There’s a lot of talk about mindfulness lately….focusing on being in the moment, being fully present without being overly reactive or overwhelmed. Add awareness and non-judgmental to the list. We can take a class in mindfulness, do the exercises and help develop greater inner peace.  Harder to imagine is mindfulness going through divorce… a life altering experience, the angst, the pain…but… there is a way, collaborative divorce.

Unlike traditional divorce, with two attorneys often strategizing to get the best deal (which can cause considerable strife between partners/spouses) , the collaborative method consists of a team (trained in mediation and the collaborative process), dedicated to making your divorce respectful and out of court.
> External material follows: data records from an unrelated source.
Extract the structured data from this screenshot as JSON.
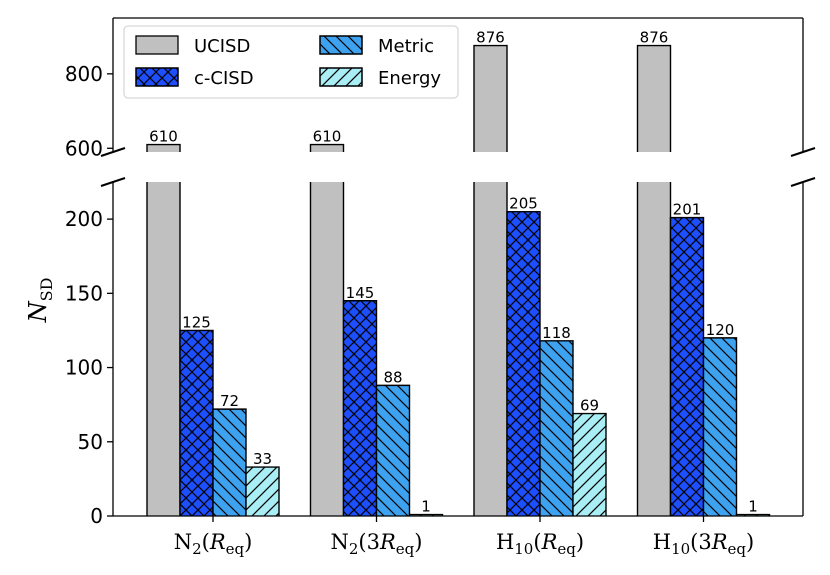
{
  "chart_data": {
    "type": "bar",
    "broken_axis": true,
    "ylabel": "N",
    "ylabel_sub": "SD",
    "categories": [
      {
        "main": "N",
        "sub": "2",
        "arg": "(",
        "argR": "R",
        "argRsub": "eq",
        "close": ")"
      },
      {
        "main": "N",
        "sub": "2",
        "arg": "(3",
        "argR": "R",
        "argRsub": "eq",
        "close": ")"
      },
      {
        "main": "H",
        "sub": "10",
        "arg": "(",
        "argR": "R",
        "argRsub": "eq",
        "close": ")"
      },
      {
        "main": "H",
        "sub": "10",
        "arg": "(3",
        "argR": "R",
        "argRsub": "eq",
        "close": ")"
      }
    ],
    "series": [
      {
        "name": "UCISD",
        "values": [
          610,
          610,
          876,
          876
        ],
        "color": "#c0c0c0",
        "hatch": "none"
      },
      {
        "name": "c-CISD",
        "values": [
          125,
          145,
          205,
          201
        ],
        "color": "#1e4fff",
        "hatch": "cross"
      },
      {
        "name": "Metric",
        "values": [
          72,
          88,
          118,
          120
        ],
        "color": "#3da2ef",
        "hatch": "back"
      },
      {
        "name": "Energy",
        "values": [
          33,
          1,
          69,
          1
        ],
        "color": "#a9eef5",
        "hatch": "fwd"
      }
    ],
    "value_labels": [
      [
        "610",
        "610",
        "876",
        "876"
      ],
      [
        "125",
        "145",
        "205",
        "201"
      ],
      [
        "72",
        "88",
        "118",
        "120"
      ],
      [
        "33",
        "1",
        "69",
        "1"
      ]
    ],
    "lower_axis": {
      "ylim": [
        0,
        225
      ],
      "ticks": [
        "0",
        "50",
        "100",
        "150",
        "200"
      ]
    },
    "upper_axis": {
      "ylim": [
        590,
        950
      ],
      "ticks": [
        "600",
        "800"
      ]
    },
    "legend": {
      "position": "top-left",
      "columns": 2
    }
  }
}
The attorneys work cooperatively, while still protecting their client.   All work together to come up with a plan that serves both parties and children in a non-judgmental yet purposeful atmosphere.

In addition to the attorneys are licensed mental health professionals who help maintain the emotional temperature in the room.  It is not therapy, but a supportive way to know what you want and need, going forward, without emotionally damaging either partner/spouse.  The collaborative facilitator is there if you or your partner/spouse get ‘overheated’ and need to take a break.  They offer assistance and guidance to calm partners/spouses and to more effectively present their thoughts and needs.   The facilitator can help inform the attorneys on the best way to proceed, considering the personalities and situation.
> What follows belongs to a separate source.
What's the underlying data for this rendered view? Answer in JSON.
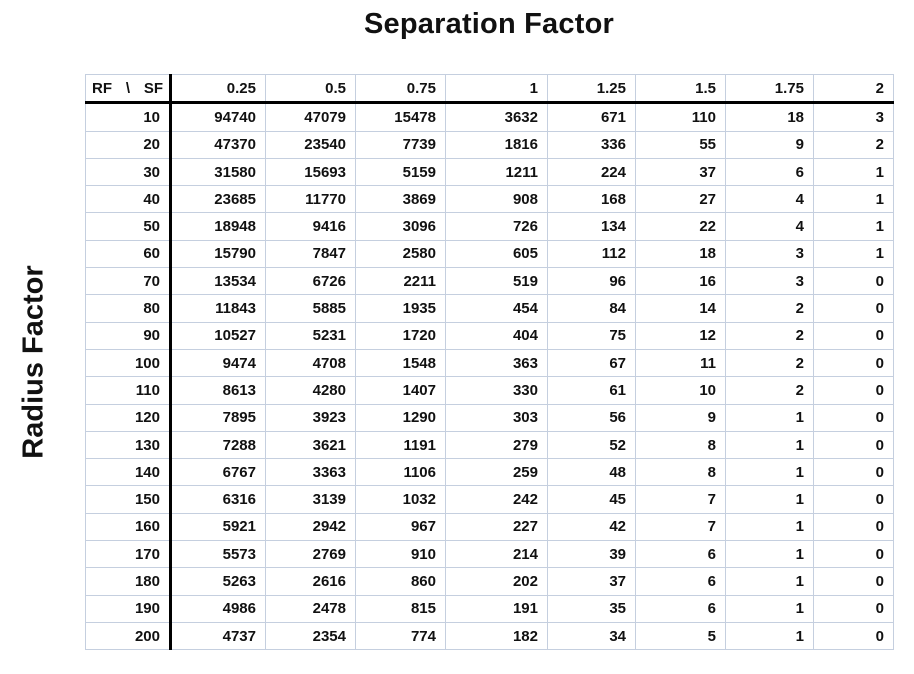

The collaborative child specialist informs parents, after briefly meeting with the children, of their concerns to better tailor the Parenting Plan to  meet the specific needs of their family. They are trained to understand children of all ages and make them feel comfortable and safe as their parents navigate through the divorce process.  The result is a more cooperative  co-parenting team  to continue as a family, but in two homes.  Children learn, via parents, that coming apart does not need to tear people apart.

When appropriate, a collaborative financial expert joins the team to help couples divide their assets and establish a realistic budget that will work for both. These experts are not only skilled in dealing with figures but also dealing with the stress people experience and helping them toward a more relaxed way to ‘divide the pie’.

In collaborative divorce, you do not go to the court, in itself a stressful environment. No, you are settled in a lawyer’s quiet consultation room, with conscientious seating so all are equal and comfortable.  You are assisted in focusing on what is important to you and to state that in a manner that expresses your needs without offending or distancing your partner/spouse.  None of us can change the past.   Team members help couples stay in the present which is the best way to plan for the future.  They do not overemphasize the negative but pay attention to the positive.  In a non-judgmental manner, collaborative professionals help couples pay attention to what is essential to them. Each couple and family is unique.  Collaborative professionals celebrate that and the concept that when mindfulness prevails during divorce, all family members can grow and move past division and create addition in their lives.